In all likllihood we would have both at some point. Then production server workloads could be moved over and tested thoroughly to make these determinations. I just can't see a complete forklift move to new technologies in either direction.
i think that iSCSI would work very good for your plan. as far as I know p4000 has already VAAI support, so you could easily place 100 VM's on one lun (thus reducing management overhead), so you would end up with 20 datastores
would you have it (hosts) placed in one rack or splitted between multiple racks? Do you plan to use 1Gbit or 10Gbit network?
with such 200TB requirement and so many VMs i believe that FC is the way to go .. as 10Gbe might not be cheap and also 1GBe iSCSI is too little for you ..
Your numbers are very high... (expecially 1000-2000 VMs)
Do not use a "low enterprise" storage... or you will have performance issue.
In your case you need a high enterprise storage (like for example Compellent, with a lot of disk, and I suggest also some SSD for VDI) or a lot of mid-size storages (like Equallogic storage).
But, IMHO, I suggest to talk with at least two different vendors (or consultant) and ask for a complete project.
Andre
i can't agree with that. cost of fc infrastructure is the same as 10g
and basically if he plans his network wisely (with mpio) then it
should run very fast even for 2k vm. of course i am assuming that
lefthand will have multiple 1gbit interfaces (and not only 1)
I'd definitely go FC here - unless you have 10GB networks for the iSCSI.
I'd also consider my consolidation ratios - you are looking at up to 100VMs per host (average) - you're either going to need VERY powerful hosts, or low spec VMs.
In addition - 200TB accross site replication is not going to be very easy to manage (if there is a high rate of change)
Sounds like an awesome project to be involved in though!
why would you go for FC? I mean what is real difference? Most FC implementations are based on 2Gbit FC HBA's, so basically you have "only" double throughput than iSCSI 1Gbit. and if you take 4x 1Gbit in MPIO, then you overcome FC storage with way less cost (especially that he said he uses lefthand p4000). I am always curious why should I use FC storage instead of iSCSI/NFS if I don't saturate my links? Do you have other countermeasures which should point to use FC storage (other than "you must have FC because it's enterprise" - that's bullshit )
I would say: if your links 1Gbit to storage system ARE NOT saturated in more than 70% ~ 600-700Mbit, then I would never go with FC.

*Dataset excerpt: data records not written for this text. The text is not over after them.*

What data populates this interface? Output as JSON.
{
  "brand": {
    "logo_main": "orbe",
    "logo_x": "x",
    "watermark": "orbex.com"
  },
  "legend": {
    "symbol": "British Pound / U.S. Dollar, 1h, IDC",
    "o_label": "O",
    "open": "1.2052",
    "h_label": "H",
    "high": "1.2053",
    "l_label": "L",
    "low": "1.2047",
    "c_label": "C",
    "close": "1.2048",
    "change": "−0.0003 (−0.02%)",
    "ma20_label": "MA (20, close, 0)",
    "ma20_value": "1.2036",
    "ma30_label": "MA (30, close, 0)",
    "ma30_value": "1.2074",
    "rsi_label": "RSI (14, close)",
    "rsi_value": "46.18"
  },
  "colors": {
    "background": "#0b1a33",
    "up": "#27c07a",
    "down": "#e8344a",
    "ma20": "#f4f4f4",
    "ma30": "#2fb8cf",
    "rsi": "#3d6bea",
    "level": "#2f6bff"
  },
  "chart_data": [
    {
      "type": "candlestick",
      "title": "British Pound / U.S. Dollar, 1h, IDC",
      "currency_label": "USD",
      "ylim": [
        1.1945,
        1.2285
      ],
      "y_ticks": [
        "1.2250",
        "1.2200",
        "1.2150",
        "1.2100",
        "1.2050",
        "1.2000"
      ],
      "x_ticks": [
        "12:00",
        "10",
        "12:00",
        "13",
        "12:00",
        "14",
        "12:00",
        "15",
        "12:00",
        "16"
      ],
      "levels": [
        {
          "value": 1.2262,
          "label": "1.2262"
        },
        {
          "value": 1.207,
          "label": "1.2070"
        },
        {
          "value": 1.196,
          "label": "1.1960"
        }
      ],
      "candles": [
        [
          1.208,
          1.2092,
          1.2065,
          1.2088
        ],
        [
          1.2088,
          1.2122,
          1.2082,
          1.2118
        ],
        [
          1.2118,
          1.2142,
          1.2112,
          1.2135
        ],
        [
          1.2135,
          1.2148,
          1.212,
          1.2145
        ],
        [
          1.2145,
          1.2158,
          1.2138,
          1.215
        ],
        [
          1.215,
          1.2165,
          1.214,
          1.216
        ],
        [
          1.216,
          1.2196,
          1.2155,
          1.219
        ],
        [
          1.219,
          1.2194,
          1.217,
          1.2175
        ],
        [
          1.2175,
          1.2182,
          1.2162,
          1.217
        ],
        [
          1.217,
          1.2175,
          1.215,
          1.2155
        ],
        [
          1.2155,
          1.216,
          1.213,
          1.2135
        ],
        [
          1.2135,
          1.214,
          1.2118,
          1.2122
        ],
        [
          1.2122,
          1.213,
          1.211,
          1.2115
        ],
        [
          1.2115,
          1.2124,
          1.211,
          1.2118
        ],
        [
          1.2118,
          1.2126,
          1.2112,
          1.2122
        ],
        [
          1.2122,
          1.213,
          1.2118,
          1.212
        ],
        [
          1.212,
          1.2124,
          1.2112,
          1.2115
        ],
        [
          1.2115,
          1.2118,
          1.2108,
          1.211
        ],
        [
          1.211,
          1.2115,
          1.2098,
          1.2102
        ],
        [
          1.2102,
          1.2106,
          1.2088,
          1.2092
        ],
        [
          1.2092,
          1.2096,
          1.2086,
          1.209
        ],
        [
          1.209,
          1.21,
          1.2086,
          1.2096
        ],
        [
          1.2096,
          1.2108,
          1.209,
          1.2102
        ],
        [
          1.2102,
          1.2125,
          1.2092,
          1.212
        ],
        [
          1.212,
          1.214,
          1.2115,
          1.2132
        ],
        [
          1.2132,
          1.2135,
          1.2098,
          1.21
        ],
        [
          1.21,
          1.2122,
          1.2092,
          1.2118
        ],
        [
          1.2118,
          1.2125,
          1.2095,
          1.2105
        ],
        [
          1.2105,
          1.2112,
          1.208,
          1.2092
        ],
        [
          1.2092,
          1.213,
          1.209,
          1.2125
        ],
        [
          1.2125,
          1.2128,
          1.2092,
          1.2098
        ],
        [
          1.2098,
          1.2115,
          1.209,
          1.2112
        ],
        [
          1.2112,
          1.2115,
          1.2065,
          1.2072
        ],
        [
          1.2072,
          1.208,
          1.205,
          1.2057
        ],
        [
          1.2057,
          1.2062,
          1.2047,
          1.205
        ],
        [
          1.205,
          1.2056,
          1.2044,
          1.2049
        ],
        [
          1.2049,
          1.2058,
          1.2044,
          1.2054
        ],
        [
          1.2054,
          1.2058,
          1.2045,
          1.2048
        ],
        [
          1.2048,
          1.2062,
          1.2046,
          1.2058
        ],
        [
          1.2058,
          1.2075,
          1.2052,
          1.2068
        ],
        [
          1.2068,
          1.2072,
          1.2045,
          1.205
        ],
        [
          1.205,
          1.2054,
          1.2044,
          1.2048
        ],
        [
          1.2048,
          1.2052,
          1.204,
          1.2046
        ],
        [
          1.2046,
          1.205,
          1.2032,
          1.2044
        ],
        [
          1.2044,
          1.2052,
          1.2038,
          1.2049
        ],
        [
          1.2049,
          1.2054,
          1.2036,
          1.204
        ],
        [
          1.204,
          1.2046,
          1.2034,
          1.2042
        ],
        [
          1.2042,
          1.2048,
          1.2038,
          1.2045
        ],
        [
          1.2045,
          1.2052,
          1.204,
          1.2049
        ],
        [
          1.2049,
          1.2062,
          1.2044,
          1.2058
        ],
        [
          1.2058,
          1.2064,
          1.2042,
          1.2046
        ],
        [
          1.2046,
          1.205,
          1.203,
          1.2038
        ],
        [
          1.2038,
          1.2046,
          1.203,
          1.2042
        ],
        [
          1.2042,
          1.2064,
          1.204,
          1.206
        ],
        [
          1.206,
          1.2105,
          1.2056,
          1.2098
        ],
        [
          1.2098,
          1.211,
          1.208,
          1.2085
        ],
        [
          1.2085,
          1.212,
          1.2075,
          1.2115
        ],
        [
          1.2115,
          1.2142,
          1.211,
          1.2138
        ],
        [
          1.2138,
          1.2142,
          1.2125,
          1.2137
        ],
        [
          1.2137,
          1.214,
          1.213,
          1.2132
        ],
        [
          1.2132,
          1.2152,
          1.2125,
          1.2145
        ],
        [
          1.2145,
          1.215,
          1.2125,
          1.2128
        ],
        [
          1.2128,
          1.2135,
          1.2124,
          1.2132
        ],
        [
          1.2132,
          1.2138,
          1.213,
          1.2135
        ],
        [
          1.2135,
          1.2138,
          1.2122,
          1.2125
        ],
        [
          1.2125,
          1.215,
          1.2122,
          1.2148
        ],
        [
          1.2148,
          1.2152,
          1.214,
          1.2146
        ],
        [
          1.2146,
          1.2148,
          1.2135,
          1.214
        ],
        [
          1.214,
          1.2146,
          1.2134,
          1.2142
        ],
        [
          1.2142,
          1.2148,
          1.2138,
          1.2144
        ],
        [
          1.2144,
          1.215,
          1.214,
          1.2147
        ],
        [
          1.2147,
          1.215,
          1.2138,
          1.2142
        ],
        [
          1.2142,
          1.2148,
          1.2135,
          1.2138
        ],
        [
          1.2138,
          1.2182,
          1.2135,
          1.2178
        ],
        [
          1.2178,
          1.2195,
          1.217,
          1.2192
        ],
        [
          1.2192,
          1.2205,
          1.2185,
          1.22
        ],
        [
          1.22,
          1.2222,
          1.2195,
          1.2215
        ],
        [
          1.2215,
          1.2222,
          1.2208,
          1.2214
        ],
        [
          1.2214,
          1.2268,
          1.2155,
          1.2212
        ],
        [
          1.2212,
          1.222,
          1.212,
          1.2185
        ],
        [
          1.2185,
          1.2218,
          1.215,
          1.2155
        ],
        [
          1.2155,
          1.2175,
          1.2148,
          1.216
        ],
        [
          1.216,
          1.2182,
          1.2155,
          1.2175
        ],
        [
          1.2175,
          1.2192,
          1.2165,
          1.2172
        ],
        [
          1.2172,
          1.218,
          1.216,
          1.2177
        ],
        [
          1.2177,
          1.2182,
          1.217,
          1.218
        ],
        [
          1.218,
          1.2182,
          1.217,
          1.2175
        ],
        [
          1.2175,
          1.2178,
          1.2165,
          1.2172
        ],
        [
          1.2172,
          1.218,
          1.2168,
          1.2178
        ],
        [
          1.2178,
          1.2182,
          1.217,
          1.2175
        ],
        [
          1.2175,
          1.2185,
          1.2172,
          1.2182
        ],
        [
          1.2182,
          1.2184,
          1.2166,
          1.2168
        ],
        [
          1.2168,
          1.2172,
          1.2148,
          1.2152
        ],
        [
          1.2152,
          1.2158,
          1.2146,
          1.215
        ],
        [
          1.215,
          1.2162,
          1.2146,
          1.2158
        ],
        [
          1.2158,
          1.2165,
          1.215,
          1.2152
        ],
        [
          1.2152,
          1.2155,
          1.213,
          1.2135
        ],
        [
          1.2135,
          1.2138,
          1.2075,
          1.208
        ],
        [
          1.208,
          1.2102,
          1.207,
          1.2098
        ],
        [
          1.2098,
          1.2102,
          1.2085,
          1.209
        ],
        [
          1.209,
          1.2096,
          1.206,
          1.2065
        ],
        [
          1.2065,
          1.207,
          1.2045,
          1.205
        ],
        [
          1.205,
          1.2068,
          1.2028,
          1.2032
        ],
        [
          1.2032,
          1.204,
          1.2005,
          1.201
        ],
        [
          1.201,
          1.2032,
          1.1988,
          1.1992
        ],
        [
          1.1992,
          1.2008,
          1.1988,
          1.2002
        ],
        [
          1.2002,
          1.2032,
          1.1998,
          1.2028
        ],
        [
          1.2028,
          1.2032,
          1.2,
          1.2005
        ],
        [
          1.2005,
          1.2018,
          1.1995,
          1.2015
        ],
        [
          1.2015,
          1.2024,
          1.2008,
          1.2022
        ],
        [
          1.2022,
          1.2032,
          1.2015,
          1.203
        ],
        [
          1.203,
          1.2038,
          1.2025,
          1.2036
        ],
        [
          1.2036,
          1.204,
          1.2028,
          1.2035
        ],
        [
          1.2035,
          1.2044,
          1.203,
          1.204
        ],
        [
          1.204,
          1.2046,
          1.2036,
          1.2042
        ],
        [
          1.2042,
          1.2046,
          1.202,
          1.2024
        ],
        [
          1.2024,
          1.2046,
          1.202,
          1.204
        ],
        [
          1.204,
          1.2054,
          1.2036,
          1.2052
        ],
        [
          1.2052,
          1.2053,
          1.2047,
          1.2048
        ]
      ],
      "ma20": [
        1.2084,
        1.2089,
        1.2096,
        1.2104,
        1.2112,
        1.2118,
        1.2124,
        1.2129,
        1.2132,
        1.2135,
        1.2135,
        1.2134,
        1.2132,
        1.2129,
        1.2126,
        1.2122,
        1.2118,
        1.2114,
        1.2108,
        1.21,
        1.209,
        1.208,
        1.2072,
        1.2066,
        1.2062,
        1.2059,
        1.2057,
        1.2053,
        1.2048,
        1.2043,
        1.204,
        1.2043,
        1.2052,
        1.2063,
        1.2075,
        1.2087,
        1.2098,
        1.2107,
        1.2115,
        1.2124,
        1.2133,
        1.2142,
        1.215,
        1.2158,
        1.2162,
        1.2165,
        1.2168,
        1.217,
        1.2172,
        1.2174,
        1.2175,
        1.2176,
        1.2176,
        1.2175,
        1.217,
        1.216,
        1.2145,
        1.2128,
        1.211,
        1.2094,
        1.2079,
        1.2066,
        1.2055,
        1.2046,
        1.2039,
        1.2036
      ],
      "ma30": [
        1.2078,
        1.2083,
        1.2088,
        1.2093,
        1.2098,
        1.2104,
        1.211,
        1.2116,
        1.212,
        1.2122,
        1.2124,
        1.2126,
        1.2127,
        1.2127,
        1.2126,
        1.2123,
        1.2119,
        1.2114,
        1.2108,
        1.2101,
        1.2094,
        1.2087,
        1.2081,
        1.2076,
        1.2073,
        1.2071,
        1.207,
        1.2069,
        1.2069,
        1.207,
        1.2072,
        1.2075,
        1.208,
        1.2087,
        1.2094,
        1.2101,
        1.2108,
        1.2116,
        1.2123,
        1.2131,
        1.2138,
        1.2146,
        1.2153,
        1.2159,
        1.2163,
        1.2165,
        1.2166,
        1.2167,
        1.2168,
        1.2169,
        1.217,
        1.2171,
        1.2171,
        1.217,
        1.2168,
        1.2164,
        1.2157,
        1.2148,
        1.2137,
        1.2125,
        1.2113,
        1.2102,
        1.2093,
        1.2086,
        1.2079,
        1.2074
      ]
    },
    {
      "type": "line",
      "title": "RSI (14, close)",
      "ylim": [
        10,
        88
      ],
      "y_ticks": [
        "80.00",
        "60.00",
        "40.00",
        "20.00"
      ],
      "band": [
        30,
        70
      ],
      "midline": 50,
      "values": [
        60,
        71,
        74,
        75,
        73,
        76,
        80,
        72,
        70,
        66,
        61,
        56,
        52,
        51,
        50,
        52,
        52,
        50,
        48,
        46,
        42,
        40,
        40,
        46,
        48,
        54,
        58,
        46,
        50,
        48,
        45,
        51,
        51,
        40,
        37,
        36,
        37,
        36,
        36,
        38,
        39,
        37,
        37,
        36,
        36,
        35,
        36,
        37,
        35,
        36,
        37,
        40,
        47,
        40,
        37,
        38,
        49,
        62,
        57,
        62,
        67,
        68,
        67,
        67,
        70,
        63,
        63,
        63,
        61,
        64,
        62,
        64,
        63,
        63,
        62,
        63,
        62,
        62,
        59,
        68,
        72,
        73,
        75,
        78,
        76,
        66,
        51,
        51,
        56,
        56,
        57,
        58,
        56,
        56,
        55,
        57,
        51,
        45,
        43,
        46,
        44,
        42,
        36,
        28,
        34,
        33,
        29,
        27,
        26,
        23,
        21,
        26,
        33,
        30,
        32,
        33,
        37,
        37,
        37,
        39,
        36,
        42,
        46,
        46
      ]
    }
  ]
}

And so ends the June 2nd 2011 ISCSI-FC Peace Summit. Actually this was more civilized than many of these discussions although, there were reports of troops amassing at lubinski's borders These were all helpful and if given the proper amount of time we would want to give ISCSI a thorough look but, due to time constraints and a mandate to "do no harm" to our existing tenants we'll likely go with what we know which is Fiber Channel.
We're an HP shop so, it looks like it will be 3PAR. As far as VMs per Host bulletprooffo… you're right and the high end VM estimates may require additional Hosts. Hosts will probably be Proliant DL380 G7 (dual hex core) with 160-192GB of memory.
I would love to bring in some ISCSI at some point because I think there are use cases for both. My laymen opinion is that it appears that ISCSI has caught up where a "properly implemented" ISCSI 10GbE solution could handle the majority of workloads from a performance perspective. It is still true that iSCSI lags slightly behind FC/FCP mainly due to overhead required to encapsulate SCSI commands within the general-purpose TCP/IP networking protocol. So for extremely high transactional I/O FC still has the edge.
I've said it before but, I've yet to find a better user community forum than VMWare's. Thanks again for all the helpful comments.